Los dos se dirigieron a la cueva encontrándola oscura y fresca. Se sentaron uno frente al otro y apoyaron la espalda contra la pared. En esa oquedad, Erick convocó en su mano una esfera dorada que iluminó tenuemente entre ambos.

El cansancio y la sed hacía mella en ellos, ambos se recostaron para recuperar fuerzas. Quizá fue debido a la tranquilidad después de la extenuante pelea con el águila, pero Aradihel, sin nada más qué hacer, se puso a detallar a Erick, iluminado por la luz dorada que brillaba en medio de los dos.

El sorcere llevaba el cabello largo y oscuro suelto, algunos mechones le caían por los hombros. Tenía la piel un poco más clara que la suya, del color de las avellanas y brillaba tenuemente contra la luz dorada de la esfera.
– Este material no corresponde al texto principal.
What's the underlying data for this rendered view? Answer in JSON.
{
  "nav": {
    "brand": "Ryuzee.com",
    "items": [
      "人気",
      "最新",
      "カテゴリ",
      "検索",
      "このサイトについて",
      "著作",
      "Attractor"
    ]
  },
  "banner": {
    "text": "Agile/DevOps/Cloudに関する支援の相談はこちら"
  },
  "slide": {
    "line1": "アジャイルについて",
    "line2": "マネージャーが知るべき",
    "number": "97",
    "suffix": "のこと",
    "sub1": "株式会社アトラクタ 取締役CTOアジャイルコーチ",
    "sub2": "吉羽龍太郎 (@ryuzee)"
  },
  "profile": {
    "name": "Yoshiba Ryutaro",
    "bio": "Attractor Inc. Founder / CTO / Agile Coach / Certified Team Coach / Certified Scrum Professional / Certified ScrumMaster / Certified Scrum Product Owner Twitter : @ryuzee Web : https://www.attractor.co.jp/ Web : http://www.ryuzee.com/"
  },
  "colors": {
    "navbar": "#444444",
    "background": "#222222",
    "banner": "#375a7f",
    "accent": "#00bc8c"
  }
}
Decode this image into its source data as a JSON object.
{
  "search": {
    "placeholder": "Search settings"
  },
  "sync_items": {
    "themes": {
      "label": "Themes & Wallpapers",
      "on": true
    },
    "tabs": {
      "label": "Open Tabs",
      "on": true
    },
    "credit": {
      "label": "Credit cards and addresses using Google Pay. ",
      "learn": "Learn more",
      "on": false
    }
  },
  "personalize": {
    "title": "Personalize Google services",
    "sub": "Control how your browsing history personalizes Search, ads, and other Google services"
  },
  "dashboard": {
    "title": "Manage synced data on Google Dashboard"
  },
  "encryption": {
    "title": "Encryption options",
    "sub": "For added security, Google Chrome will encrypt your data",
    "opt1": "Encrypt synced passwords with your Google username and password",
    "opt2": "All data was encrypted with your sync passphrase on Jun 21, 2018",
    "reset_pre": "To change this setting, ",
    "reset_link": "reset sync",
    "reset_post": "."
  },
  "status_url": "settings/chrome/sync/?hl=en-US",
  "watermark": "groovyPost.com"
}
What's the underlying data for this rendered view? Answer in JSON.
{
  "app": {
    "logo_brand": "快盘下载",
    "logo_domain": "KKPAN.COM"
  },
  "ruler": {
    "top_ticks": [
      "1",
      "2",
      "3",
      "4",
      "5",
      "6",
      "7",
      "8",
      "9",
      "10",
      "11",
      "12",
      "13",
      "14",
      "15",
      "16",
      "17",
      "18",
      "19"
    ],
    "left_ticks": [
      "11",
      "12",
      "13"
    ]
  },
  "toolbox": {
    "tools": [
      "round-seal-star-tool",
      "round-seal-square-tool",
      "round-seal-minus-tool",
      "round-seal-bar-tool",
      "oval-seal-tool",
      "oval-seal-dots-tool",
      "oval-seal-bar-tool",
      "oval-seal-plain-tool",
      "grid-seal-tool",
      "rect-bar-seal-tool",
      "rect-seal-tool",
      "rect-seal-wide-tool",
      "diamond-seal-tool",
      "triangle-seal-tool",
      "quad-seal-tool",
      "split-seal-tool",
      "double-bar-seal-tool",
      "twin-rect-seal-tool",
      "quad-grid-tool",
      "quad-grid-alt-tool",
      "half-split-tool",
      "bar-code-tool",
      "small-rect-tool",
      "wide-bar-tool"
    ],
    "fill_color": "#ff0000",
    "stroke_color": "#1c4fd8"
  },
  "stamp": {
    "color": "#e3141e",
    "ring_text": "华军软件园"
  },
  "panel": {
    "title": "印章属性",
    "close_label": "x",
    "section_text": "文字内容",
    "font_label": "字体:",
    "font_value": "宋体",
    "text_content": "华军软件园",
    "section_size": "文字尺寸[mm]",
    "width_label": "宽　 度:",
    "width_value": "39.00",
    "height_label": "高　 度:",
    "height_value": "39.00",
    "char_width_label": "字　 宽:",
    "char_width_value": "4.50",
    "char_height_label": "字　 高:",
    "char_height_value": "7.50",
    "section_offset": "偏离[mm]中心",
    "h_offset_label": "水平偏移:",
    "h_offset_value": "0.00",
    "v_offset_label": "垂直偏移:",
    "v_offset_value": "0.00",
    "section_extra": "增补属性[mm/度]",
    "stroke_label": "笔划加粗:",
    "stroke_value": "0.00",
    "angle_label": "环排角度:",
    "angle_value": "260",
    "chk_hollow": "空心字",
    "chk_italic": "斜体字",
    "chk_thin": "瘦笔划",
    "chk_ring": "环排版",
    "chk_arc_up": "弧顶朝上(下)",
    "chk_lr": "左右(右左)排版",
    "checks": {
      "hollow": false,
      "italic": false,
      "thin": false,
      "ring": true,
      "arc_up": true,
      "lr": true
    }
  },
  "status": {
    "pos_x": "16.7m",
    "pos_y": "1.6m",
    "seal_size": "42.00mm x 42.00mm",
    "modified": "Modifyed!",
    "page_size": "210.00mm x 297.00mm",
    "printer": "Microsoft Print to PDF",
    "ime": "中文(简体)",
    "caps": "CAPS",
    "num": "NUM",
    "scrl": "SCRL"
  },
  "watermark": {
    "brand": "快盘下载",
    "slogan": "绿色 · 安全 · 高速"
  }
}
Los ojos verdes estaban cerrados y el hechicero parecía dormir, sim embargo, estaba seguro de que, si los abría y contemplaba sus iris verdes, estos seguirían recordándole un bosque fresco, lleno de rocío matutino. Descendió la mirada a los labios. Eran delgados, ligeramente rosados, mirándolos un recuerdo regresó a él: Unos labios parecidos que desgranaban una risa cristalina. El alferi, se estremeció, turbado apartó la mirada del hechicero. Tenía calor, de pronto en esa cueva hacía más que afuera. La armadura lo ahogaba, no podía respirar.

—¿Qué haces? —preguntó Erick, que abrió los ojos y lo miraba sorprendido.

—Me quito la armadura, estoy sudando.

Aradihel ya se había retirado las hombreras y los avambrazos. El hechicero lo miró un instante con el ceño fruncido y luego desvió mirada.

—¿Acaso no tienes pudor?

Aradihel se rio, le pareció absurda su molestia.

—No es como si fueses una doncella. Ambos somos varones, también tú debes tener calor.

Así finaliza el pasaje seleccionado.